51 Permutation Methods

51.1 Rationale

Permutation methods are useful for testing hypotheses about equality of distributions.

Observations can be permuted among populations to simulate the case where the distributions are equivalent.

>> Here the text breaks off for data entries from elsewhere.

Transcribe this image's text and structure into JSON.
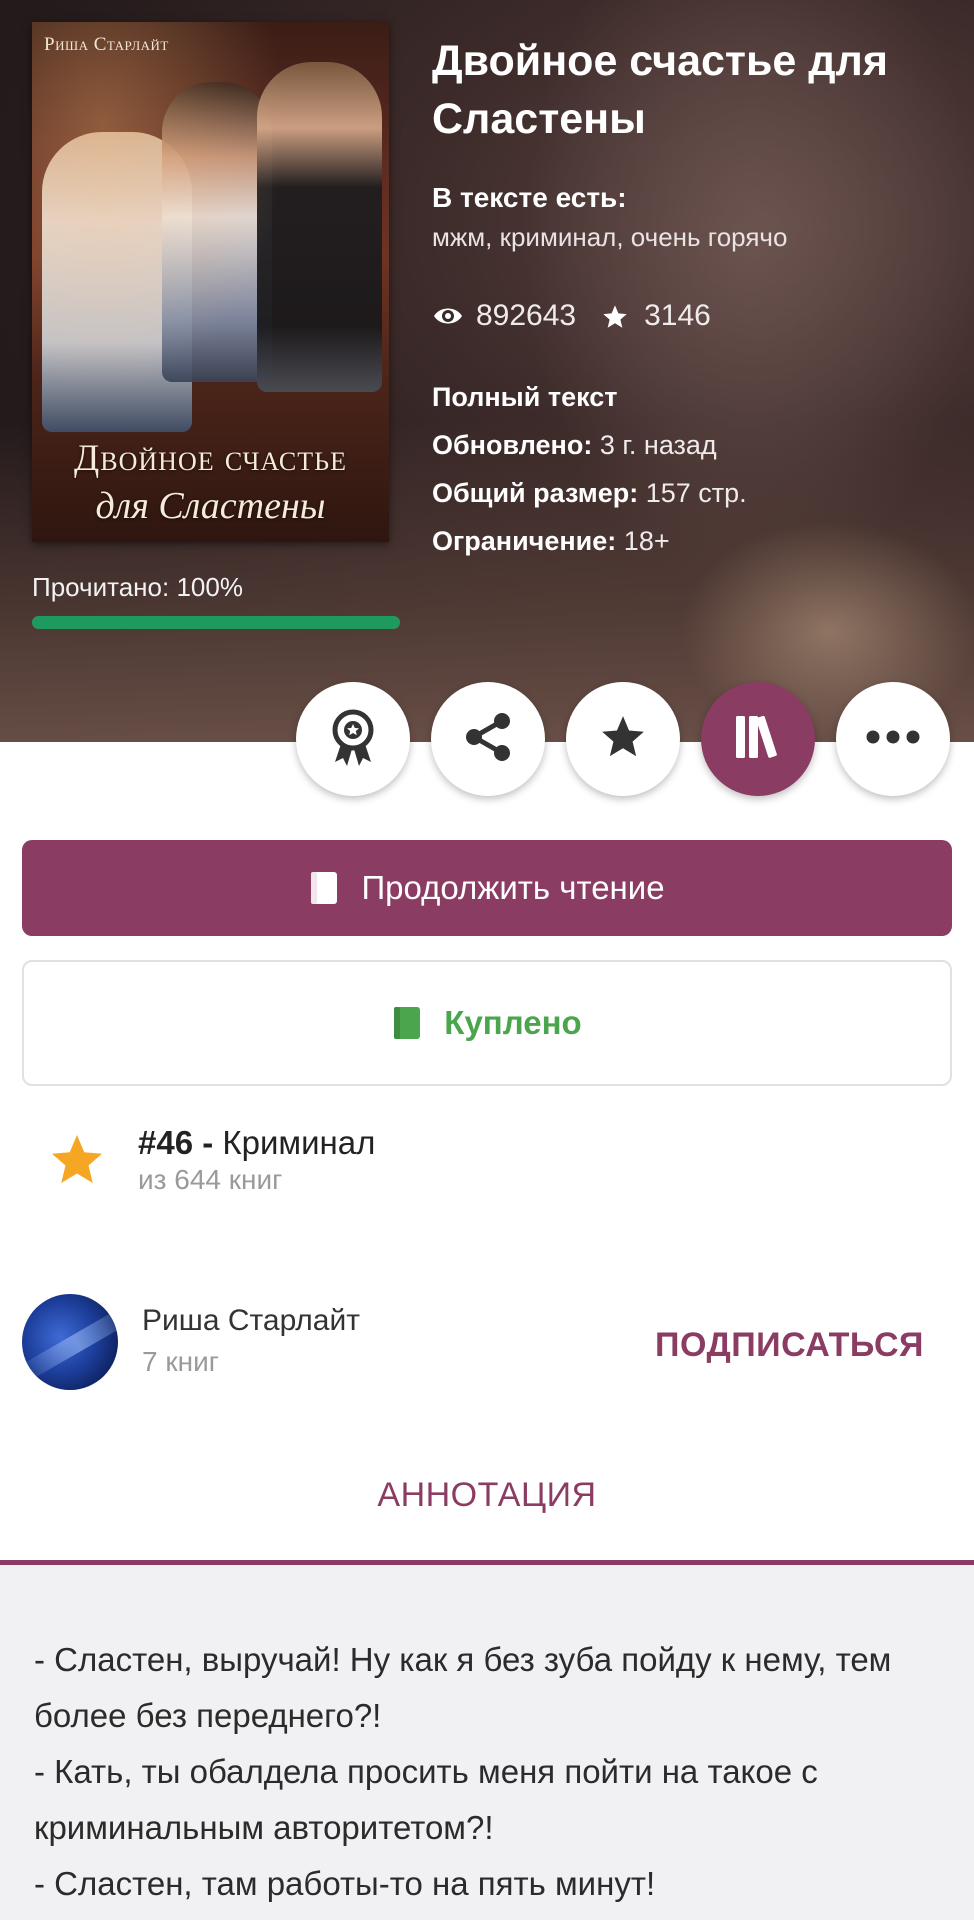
{
  "cover": {
    "author": "Риша Старлайт",
    "title_line1": "Двойное счастье",
    "title_line2": "для Сластены"
  },
  "progress": {
    "label": "Прочитано: 100%",
    "fraction": 1.0,
    "color": "#1f9a5f"
  },
  "book": {
    "title": "Двойное счастье для Сластены",
    "tags_label": "В тексте есть:",
    "tags": "мжм, криминал, очень горячо",
    "views": "892643",
    "stars": "3146",
    "status": "Полный текст",
    "updated_label": "Обновлено:",
    "updated_value": "3 г. назад",
    "size_label": "Общий размер:",
    "size_value": "157 стр.",
    "limit_label": "Ограничение:",
    "limit_value": "18+"
  },
  "actions": [
    {
      "icon": "award-icon"
    },
    {
      "icon": "share-icon"
    },
    {
      "icon": "star-icon"
    },
    {
      "icon": "library-icon",
      "active": true
    },
    {
      "icon": "more-icon"
    }
  ],
  "buttons": {
    "continue_label": "Продолжить чтение",
    "bought_label": "Куплено"
  },
  "rank": {
    "position": "#46",
    "separator": " - ",
    "genre": "Криминал",
    "of_total": "из 644 книг"
  },
  "author": {
    "name": "Риша Старлайт",
    "books": "7 книг",
    "subscribe_label": "ПОДПИСАТЬСЯ"
  },
  "annotation": {
    "tab_label": "АННОТАЦИЯ",
    "lines": [
      "- Сластен, выручай! Ну как я без зуба пойду к нему, тем более без переднего?!",
      "- Кать, ты обалдела просить меня пойти на такое с криминальным авторитетом?!",
      "- Сластен, там работы-то на пять минут!"
    ]
  },
  "colors": {
    "accent": "#8b3c63",
    "bought_green": "#4aa54d",
    "rank_star": "#f5a623"
  }
}
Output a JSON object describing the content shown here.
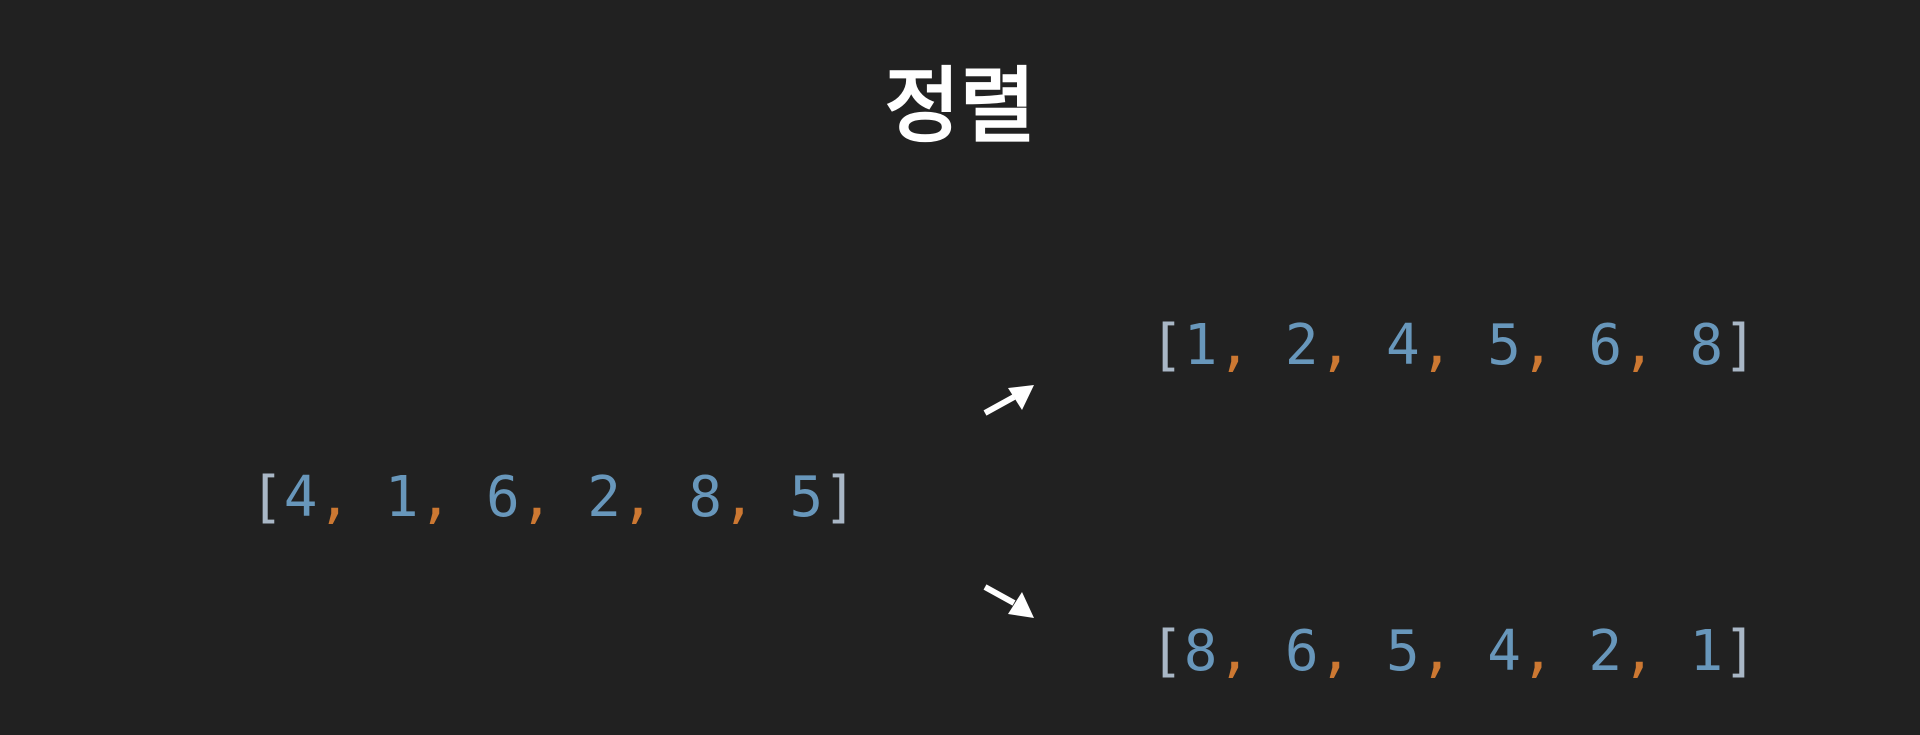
{
  "title": "정렬",
  "input_array": {
    "open": "[",
    "values": [
      "4",
      "1",
      "6",
      "2",
      "8",
      "5"
    ],
    "close": "]"
  },
  "ascending_array": {
    "open": "[",
    "values": [
      "1",
      "2",
      "4",
      "5",
      "6",
      "8"
    ],
    "close": "]"
  },
  "descending_array": {
    "open": "[",
    "values": [
      "8",
      "6",
      "5",
      "4",
      "2",
      "1"
    ],
    "close": "]"
  },
  "colors": {
    "background": "#212121",
    "title": "#ffffff",
    "bracket": "#a9b7c6",
    "number": "#6897bb",
    "comma": "#cc7832",
    "arrow": "#ffffff"
  },
  "icons": {
    "arrow_up": "arrow-up-right-icon",
    "arrow_down": "arrow-down-right-icon"
  }
}
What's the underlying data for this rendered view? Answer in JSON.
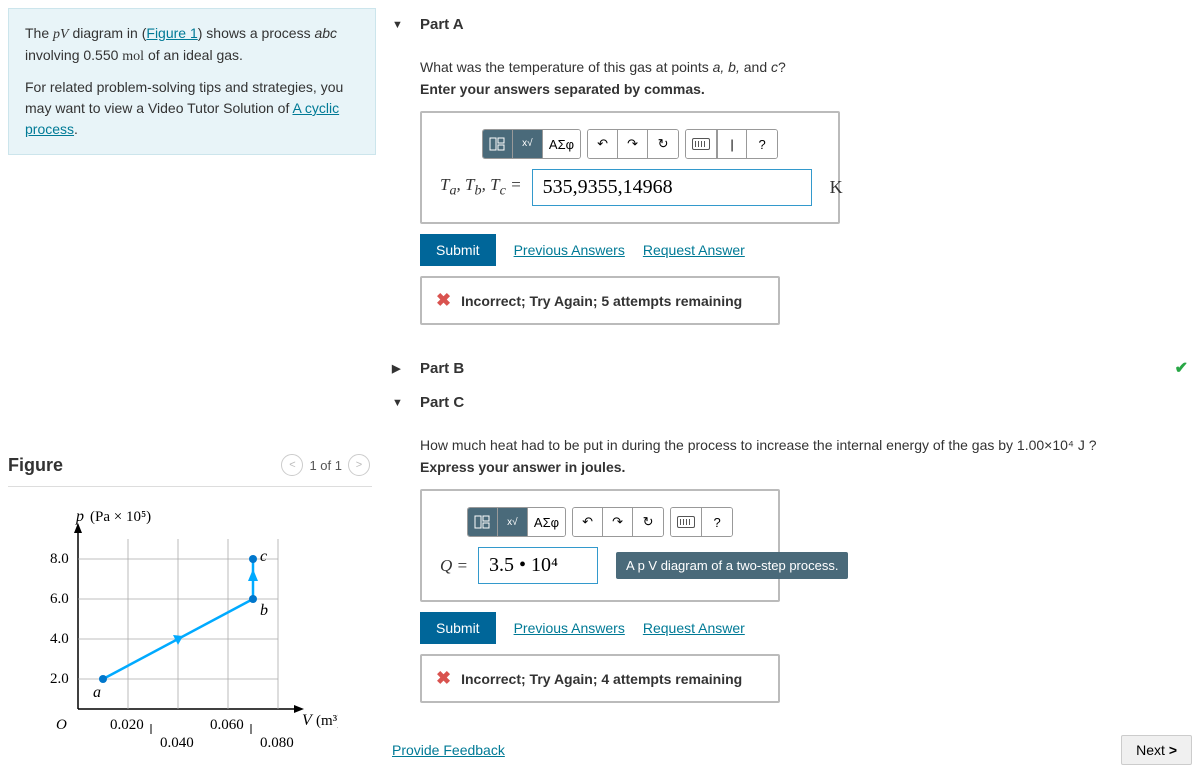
{
  "problem": {
    "line1_a": "The ",
    "line1_pv": "pV",
    "line1_b": " diagram in (",
    "figure_link": "Figure 1",
    "line1_c": ") shows a process ",
    "abc": "abc",
    "line1_d": " involving 0.550 ",
    "mol": "mol",
    "line1_e": " of an ideal gas.",
    "line2_a": "For related problem-solving tips and strategies, you may want to view a Video Tutor Solution of ",
    "cyclic_link": "A cyclic process",
    "line2_b": "."
  },
  "figure": {
    "title": "Figure",
    "pager": "1 of 1"
  },
  "partA": {
    "title": "Part A",
    "question_a": "What was the temperature of this gas at points ",
    "question_b": "a,",
    "question_c": " b,",
    "question_d": " and ",
    "question_e": "c",
    "question_f": "?",
    "instr": "Enter your answers separated by commas.",
    "label": "Tₐ, T_b, T_c =",
    "value": "535,9355,14968",
    "unit": "K",
    "submit": "Submit",
    "prev": "Previous Answers",
    "req": "Request Answer",
    "feedback": "Incorrect; Try Again; 5 attempts remaining"
  },
  "partB": {
    "title": "Part B"
  },
  "partC": {
    "title": "Part C",
    "question": "How much heat had to be put in during the process to increase the internal energy of the gas by 1.00×10⁴  J  ?",
    "instr": "Express your answer in joules.",
    "label": "Q =",
    "value": "3.5 • 10⁴",
    "tooltip": "A p V diagram of a two-step process.",
    "submit": "Submit",
    "prev": "Previous Answers",
    "req": "Request Answer",
    "feedback": "Incorrect; Try Again; 4 attempts remaining"
  },
  "toolbar": {
    "greek": "ΑΣφ",
    "help": "?"
  },
  "bottom": {
    "feedback": "Provide Feedback",
    "next": "Next"
  },
  "chart_data": {
    "type": "line",
    "title": "",
    "xlabel": "V (m³)",
    "ylabel": "p (Pa × 10⁵)",
    "xlim": [
      0,
      0.08
    ],
    "ylim": [
      0,
      8.0
    ],
    "x_ticks": [
      0,
      0.02,
      0.04,
      0.06,
      0.08
    ],
    "y_ticks": [
      2.0,
      4.0,
      6.0,
      8.0
    ],
    "points": [
      {
        "name": "a",
        "V": 0.01,
        "p": 2.0
      },
      {
        "name": "b",
        "V": 0.07,
        "p": 6.0
      },
      {
        "name": "c",
        "V": 0.07,
        "p": 8.0
      }
    ],
    "segments": [
      {
        "from": "a",
        "to": "b"
      },
      {
        "from": "b",
        "to": "c"
      }
    ]
  }
}
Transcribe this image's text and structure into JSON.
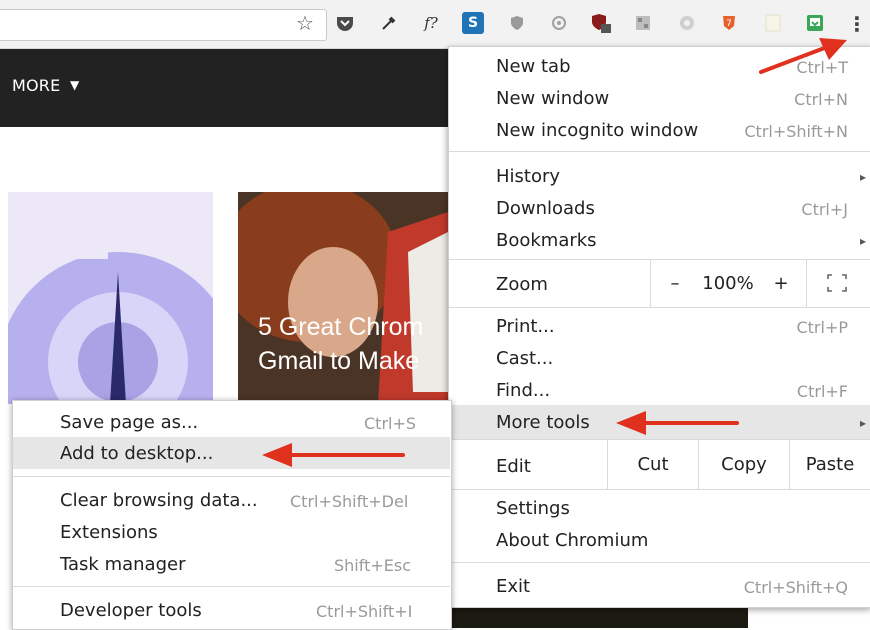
{
  "toolbar": {
    "bookmark_icon": "star-icon",
    "extensions": [
      "pocket-icon",
      "eyedropper-icon",
      "font-icon",
      "s-icon",
      "shield-icon",
      "mouse-icon",
      "ublock-icon",
      "qr-icon",
      "circle-icon",
      "brave-icon",
      "note-icon",
      "save-icon"
    ],
    "menu_icon": "kebab-menu-icon"
  },
  "page": {
    "nav_more": "MORE",
    "card_title_line1": "5 Great Chrom",
    "card_title_line2": "Gmail to Make"
  },
  "menu": {
    "new_tab": {
      "label": "New tab",
      "shortcut": "Ctrl+T"
    },
    "new_window": {
      "label": "New window",
      "shortcut": "Ctrl+N"
    },
    "new_incognito": {
      "label": "New incognito window",
      "shortcut": "Ctrl+Shift+N"
    },
    "history": {
      "label": "History"
    },
    "downloads": {
      "label": "Downloads",
      "shortcut": "Ctrl+J"
    },
    "bookmarks": {
      "label": "Bookmarks"
    },
    "zoom": {
      "label": "Zoom",
      "minus": "–",
      "level": "100%",
      "plus": "+"
    },
    "print": {
      "label": "Print...",
      "shortcut": "Ctrl+P"
    },
    "cast": {
      "label": "Cast..."
    },
    "find": {
      "label": "Find...",
      "shortcut": "Ctrl+F"
    },
    "more_tools": {
      "label": "More tools"
    },
    "edit": {
      "label": "Edit",
      "cut": "Cut",
      "copy": "Copy",
      "paste": "Paste"
    },
    "settings": {
      "label": "Settings"
    },
    "about": {
      "label": "About Chromium"
    },
    "exit": {
      "label": "Exit",
      "shortcut": "Ctrl+Shift+Q"
    }
  },
  "submenu": {
    "save_page": {
      "label": "Save page as...",
      "shortcut": "Ctrl+S"
    },
    "add_desktop": {
      "label": "Add to desktop..."
    },
    "clear_data": {
      "label": "Clear browsing data...",
      "shortcut": "Ctrl+Shift+Del"
    },
    "extensions": {
      "label": "Extensions"
    },
    "task_manager": {
      "label": "Task manager",
      "shortcut": "Shift+Esc"
    },
    "dev_tools": {
      "label": "Developer tools",
      "shortcut": "Ctrl+Shift+I"
    }
  },
  "colors": {
    "annotation_arrow": "#e0301e",
    "menu_highlight": "#e6e6e6",
    "navbar": "#222222"
  }
}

Many permutation methods only depend on the ranks of the data, so they are a class of robust methods for performing hypothesis tests. However, the types of hypotheses that can be tested are limited.

51.2 Permutation Test

Suppose \(X_1, X_2, \ldots, X_m {\; \stackrel{\text{iid}}{\sim}\;}F_X\) and \(Y_1, Y_2, \ldots, Y_n {\; \stackrel{\text{iid}}{\sim}\;}F_Y\).

We wish to test \(H_0: F_X = F_Y\) vs \(H_1: F_X \not= F_Y\).

Consider a general test statistic \(S = S(X_1, X_2, \ldots, X_m, Y_1, Y_2, \ldots, Y_n)\) so that the larger \(S\) is the more evidence there is against the null hypothesis.

Under the null hypothesis, any reordering of these values, where \(m\) are randomly assigned to the “\(X\)” population and \(n\) are assigned to the “\(Y\)” population, should be equivalently distributed.

For \(B\) permutations (possibly all unique permutations), we calculate

\[ S^{*(b)} = S\left(Z^{*(b)}_1, Z^{*(b)}_2, \ldots, Z^{*(b)}_m, Z^{*(b)}_{m+1}, \ldots, Z^{*(b)}_{m+n}\right) \]

where \(Z^{*(b)}_1, Z^{*(b)}_2, \ldots, Z^{*(b)}_m, Z^{*(b)}_{m+1}, \ldots, Z^{*(b)}_{m+n}\) is a random permutation of the values \(X_1, X_2, \ldots, X_m, Y_1, Y_2, \ldots, Y_n\).

Example permutation in R:

> z <- c(x, y)
> zstar <- sample(z, replace=FALSE)

The p-value is calculated as proportion of permutations where the resulting permutation statistic exceeds the observed statistics:

\[ \mbox{p-value}(s) = \frac{1}{B} \sum_{b=1}^{B} 1\left(S^{*(b)} \geq S\right). \]

This can be (1) an exact calculation where all permutations are considered, (2) a Monte Carlo approximation where \(B\) random permutations are considered, or (3) a large \(\min(m, n)\) calculation where an asymptotic probabilistic approximation is used.

51.3 Wilcoxon Rank Sum Test

Also called the Mann-Whitney-Wilcoxon test.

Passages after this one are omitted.